Possible implications and unresolved matters

It has become common practice for banks to include in its legal documentation today clauses which entitle the bank to disclose information about the borrower and the banking facilities and information regarding the moneys or other relevant particulars of the borrower’s accounts with the bank to, inter alia, relevant security parties.

While such disclosure clauses are usually advantageous to the bank, it has yet to be decided whether such disclosure clauses, which are in effect written consent to disclosure from the borrower, allow for the common law doctrine of limited duty of disclosure to apply.
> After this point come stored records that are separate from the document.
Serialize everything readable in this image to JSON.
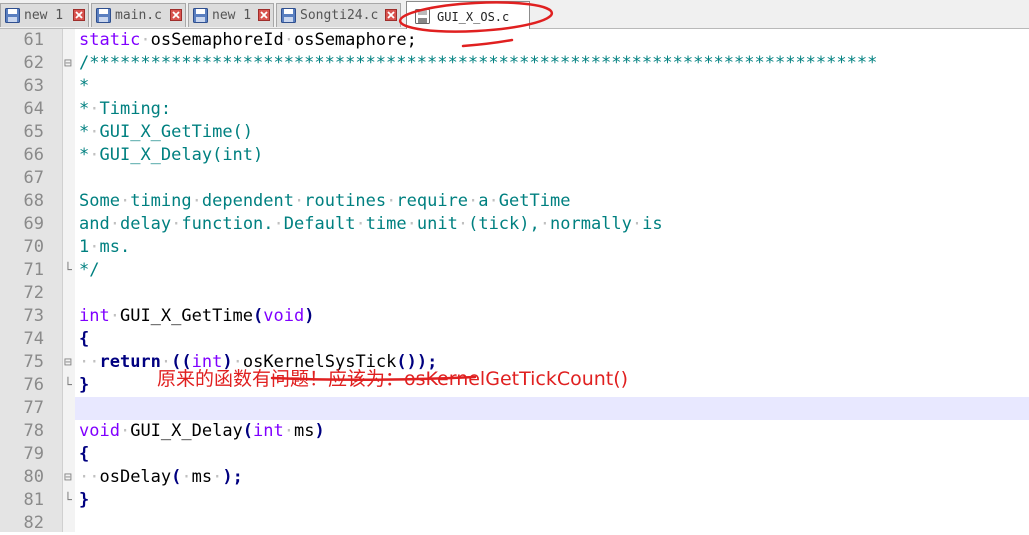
{
  "tabs": [
    {
      "label": "new 1",
      "active": false
    },
    {
      "label": "main.c",
      "active": false
    },
    {
      "label": "new 1",
      "active": false
    },
    {
      "label": "Songti24.c",
      "active": false
    },
    {
      "label": "GUI_X_OS.c",
      "active": true
    }
  ],
  "editor": {
    "line_numbers": [
      "61",
      "62",
      "63",
      "64",
      "65",
      "66",
      "67",
      "68",
      "69",
      "70",
      "71",
      "72",
      "73",
      "74",
      "75",
      "76",
      "77",
      "78",
      "79",
      "80",
      "81",
      "82"
    ],
    "lines": {
      "l61": {
        "kw": "static",
        "rest": "osSemaphoreId",
        "rest2": "osSemaphore;"
      },
      "l62": "/*****************************************************************************",
      "l63": "*",
      "l64": "Timing:",
      "l65": "GUI_X_GetTime()",
      "l66": "GUI_X_Delay(int)",
      "l68": [
        "Some",
        "timing",
        "dependent",
        "routines",
        "require",
        "a",
        "GetTime"
      ],
      "l69": [
        "and",
        "delay",
        "function.",
        "Default",
        "time",
        "unit",
        "(tick),",
        "normally",
        "is"
      ],
      "l70": [
        "1",
        "ms."
      ],
      "l71": "*/",
      "l73": {
        "type": "int",
        "name": "GUI_X_GetTime",
        "param": "void"
      },
      "l75": {
        "keyword": "return",
        "cast": "int",
        "call": "osKernelSysTick"
      },
      "l78": {
        "type": "void",
        "name": "GUI_X_Delay",
        "ptype": "int",
        "pname": "ms"
      },
      "l80": {
        "call": "osDelay",
        "arg": "ms"
      }
    },
    "current_line": "77"
  },
  "annotation": {
    "text": "原来的函数有问题！应该为：osKernelGetTickCount()",
    "color": "#e02020"
  },
  "colors": {
    "comment": "#008080",
    "type_keyword": "#8000ff",
    "bold_keyword": "#000080",
    "line_number": "#8a8a8a",
    "gutter": "#e4e4e4",
    "current_line_bg": "#e8e8ff"
  }
}
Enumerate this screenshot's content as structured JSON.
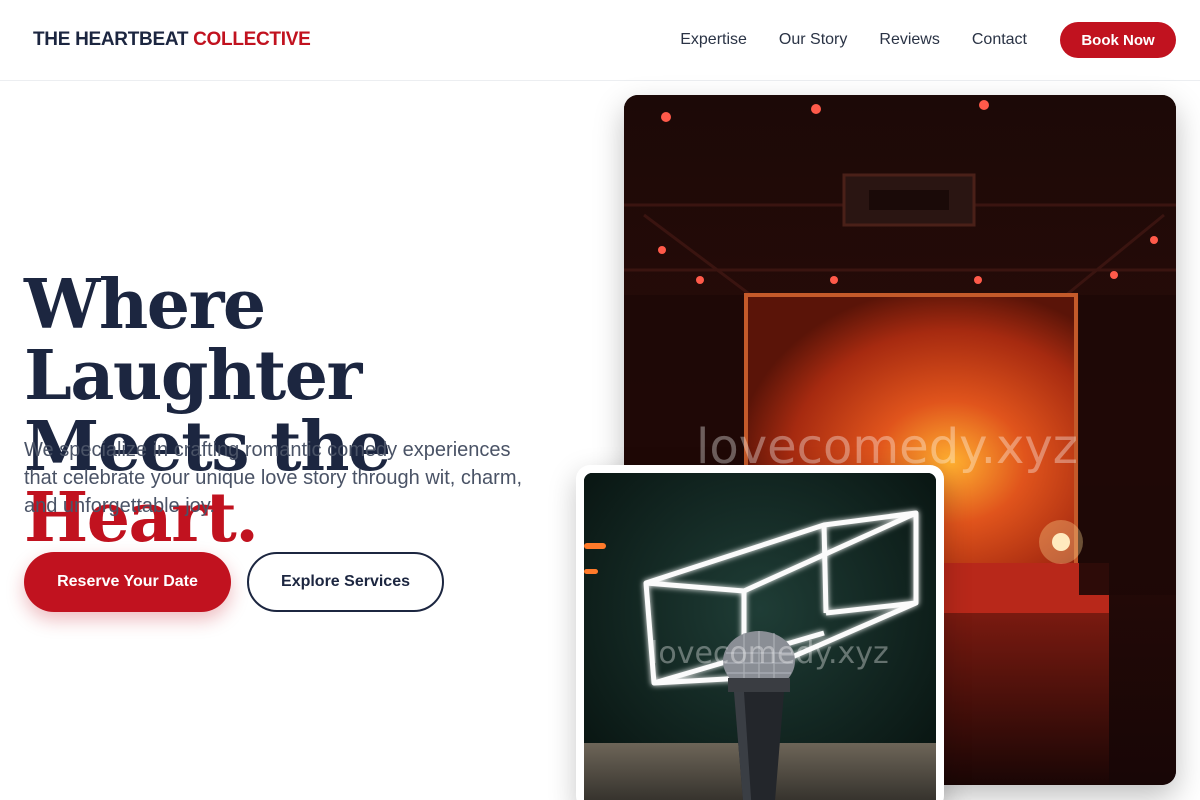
{
  "header": {
    "brand_main": "THE HEARTBEAT",
    "brand_accent": "COLLECTIVE",
    "nav": [
      "Expertise",
      "Our Story",
      "Reviews",
      "Contact"
    ],
    "book_label": "Book Now"
  },
  "hero": {
    "headline_line1": "Where Laughter",
    "headline_line2_start": "Meets the ",
    "headline_line2_accent": "Heart.",
    "subcopy": "We specialize in crafting romantic comedy experiences that celebrate your unique love story through wit, charm, and unforgettable joy.",
    "primary_cta": "Reserve Your Date",
    "secondary_cta": "Explore Services"
  },
  "images": {
    "main_alt": "Comedy stage with warm red lighting",
    "main_watermark": "lovecomedy.xyz",
    "secondary_alt": "Microphone in front of neon cube outline",
    "secondary_watermark": "lovecomedy.xyz"
  },
  "colors": {
    "accent": "#c1121f",
    "navy": "#1c2640"
  }
}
In exceptional situations where the bank had such contractual rights of disclosure and where there were ‘unusual features’ in its transactions with the borrower, it is possible that a court may find the bank bound to disclose information to the surety, failing which the security would be rendered unenforceable.

Further, the High Court’s suggestion of obtaining written consent periodically so long as the security is in force in the Susilawati case raises doubts as to whether the disclosure clause would be regarded as sufficient ‘written consent to disclosure’. While such a statement is merely dicta, the possibility that banks may not be fully protected by such standard disclosure clauses from the duty of confidentiality is enough cause for concern. This is particularly so given that it is an offence to act in contravention of section 47 of the Act.

In conclusion, we echo the High Court’s sentiment in the Susilawati case for amendments to the Act or the enactment of new legislation. There is clearly a need for clarity in the laws of banking secrecy and also guidance for banks so that they may avoid suits from disgruntled third party security providers as well as the criminal liability of banks and bank officers pursuant to the Act. In the meantime, banks should exercise caution when disclosing information and be vigilant in situations which might be unusual or where the third party security provider has no control over the liabilities of the borrower.